Le compositeur aux vingt-huit opéras


Il est six heures et demi du matin quand le char funèbre, sans fleurs ni couronnes, traverse Milan. Le ciel brumeux du 30 janvier 1901 voit passer la dépouille de Giuseppe Verdi. Quelque deux cents personnes ont été autorisées à le suivre jusqu’au cimetière monumental où repose déjà son épouse, Giuseppina.

Une foule considérable a pris place tout au long du trajet pour honorer le compositeur qui réveilla une nation en quête d’elle-même.

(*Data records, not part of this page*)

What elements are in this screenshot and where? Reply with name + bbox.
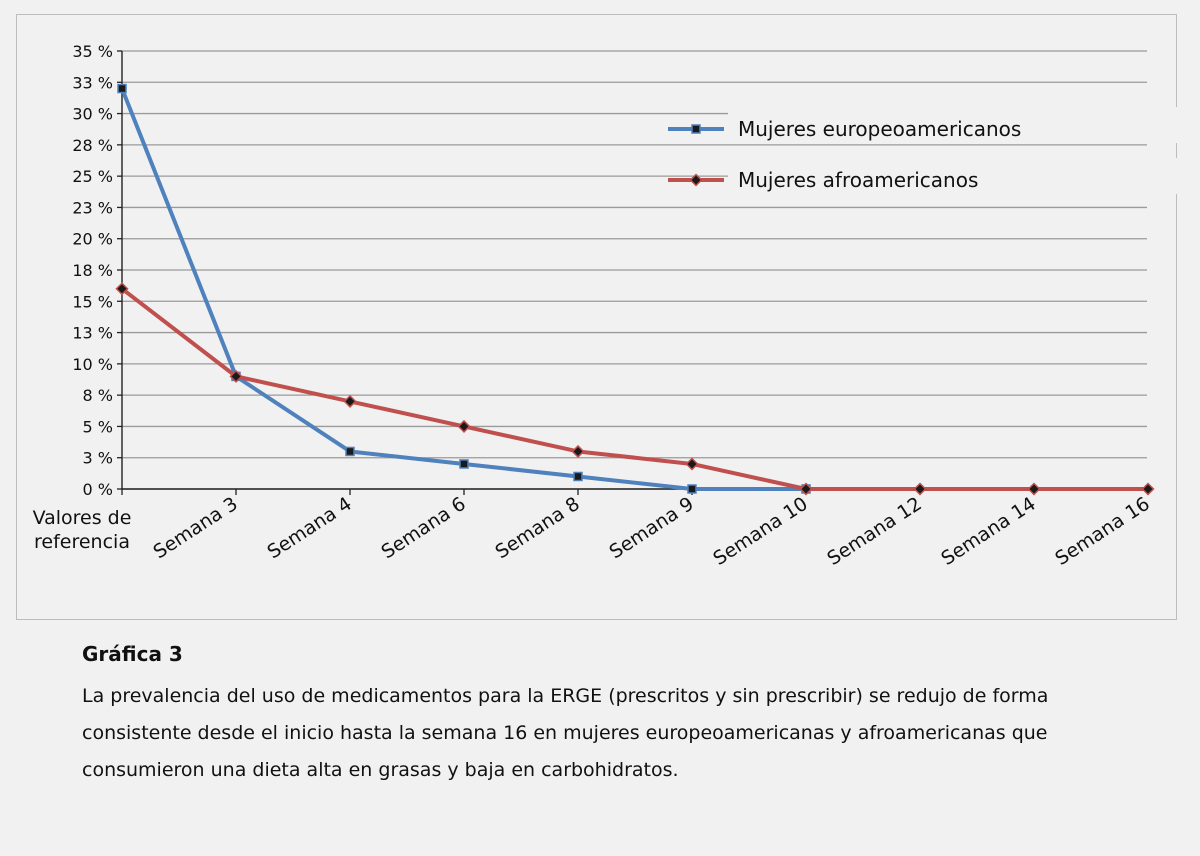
x-tick-label: Semana 12 bbox=[823, 493, 925, 570]
data-point-marker bbox=[115, 282, 129, 296]
caption-title: Gráfica 3 bbox=[82, 642, 183, 666]
legend-background bbox=[728, 107, 1198, 143]
y-tick-label: 28 % bbox=[72, 136, 113, 155]
x-tick-label: Semana 9 bbox=[605, 493, 697, 564]
y-tick-label: 3 % bbox=[83, 449, 113, 468]
x-tick-label: Semana 14 bbox=[937, 493, 1039, 570]
y-tick-label: 15 % bbox=[72, 292, 113, 311]
y-tick-label: 0 % bbox=[83, 480, 113, 499]
legend-marker bbox=[689, 173, 703, 187]
data-point-marker bbox=[573, 471, 583, 482]
data-point-marker bbox=[1027, 482, 1041, 496]
x-tick-label: Semana 16 bbox=[1051, 493, 1153, 570]
x-tick-label: Semana 3 bbox=[149, 493, 241, 564]
y-tick-label: 23 % bbox=[72, 198, 113, 217]
y-tick-label: 5 % bbox=[83, 417, 113, 436]
legend-label: Mujeres afroamericanos bbox=[738, 168, 978, 192]
data-point-marker bbox=[1141, 482, 1155, 496]
x-tick-label: Semana 8 bbox=[491, 493, 583, 564]
y-tick-label: 25 % bbox=[72, 167, 113, 186]
y-tick-label: 33 % bbox=[72, 73, 113, 92]
data-point-marker bbox=[571, 444, 585, 459]
data-point-marker bbox=[799, 482, 813, 496]
data-point-marker bbox=[229, 369, 243, 383]
data-point-marker bbox=[345, 446, 355, 457]
y-tick-label: 30 % bbox=[72, 105, 113, 124]
legend-label: Mujeres europeoamericanos bbox=[738, 117, 1021, 141]
legend-marker bbox=[691, 124, 701, 134]
y-tick-label: 20 % bbox=[72, 230, 113, 249]
x-tick-label: Semana 4 bbox=[263, 493, 355, 564]
x-tick-label: Semana 10 bbox=[709, 493, 811, 570]
data-point-marker bbox=[343, 394, 357, 408]
caption-text: La prevalencia del uso de medicamentos p… bbox=[82, 685, 1049, 781]
y-tick-label: 18 % bbox=[72, 261, 113, 280]
legend-background bbox=[728, 158, 1198, 194]
data-point-marker bbox=[459, 459, 469, 469]
data-point-marker bbox=[687, 484, 697, 494]
y-tick-label: 35 % bbox=[72, 42, 113, 61]
data-point-marker bbox=[685, 457, 699, 471]
x-tick-label: Valores de referencia bbox=[33, 507, 132, 553]
data-point-marker bbox=[457, 419, 471, 433]
y-tick-label: 13 % bbox=[72, 324, 113, 343]
series-line-2 bbox=[120, 287, 1148, 491]
data-point-marker bbox=[117, 83, 127, 94]
y-tick-label: 10 % bbox=[72, 355, 113, 374]
line-chart: 0 % 3 % 5 % 8 % 10 % 13 % 15 % 18 % 20 % 23 % 25 %… bbox=[32, 42, 1198, 570]
data-point-marker bbox=[913, 482, 927, 496]
y-tick-label: 8 % bbox=[83, 386, 113, 405]
x-tick-label: Semana 6 bbox=[377, 493, 469, 564]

L’un et l’autre semblaient prédestinés à ce destin qui allait devenir commun.

Giuseppe Verdi (Le Roncole - Parme, 10 octobre 1813  - Milan 27 janvier 1901), 1886, pastel de Giovanni Boldoni

Une vocation précoce

Fils d’un paysan-aubergiste du hameau de Roncole, à Busseto, près de Parme, Verdi est né le 10 octobre 1813. Très tôt, il se passionne pour l’art musical, l’auberge voyant passer les brigades de musiciens qui vont de village en village.

À dix ans, le garçon est admis au lycée, grâce à l’insistance d’Antonio Barezzi, directeur de l'orchestre de Busseto. 

Margherita Barezzi (Busseto, 1814 – 19 juin 1840), épouse de Giuseppe VerdiL'enfant prodige s’éprend bientôt de l’une de ses filles, Margherita. Bien que les parents de la jeune fille voient la relation d’un bon œil, les bonnes mœurs de l’époque ne peuvent tolérer que les deux jeunes gens vivent sous le même toit : Verdi est envoyé à Milan pour ses études.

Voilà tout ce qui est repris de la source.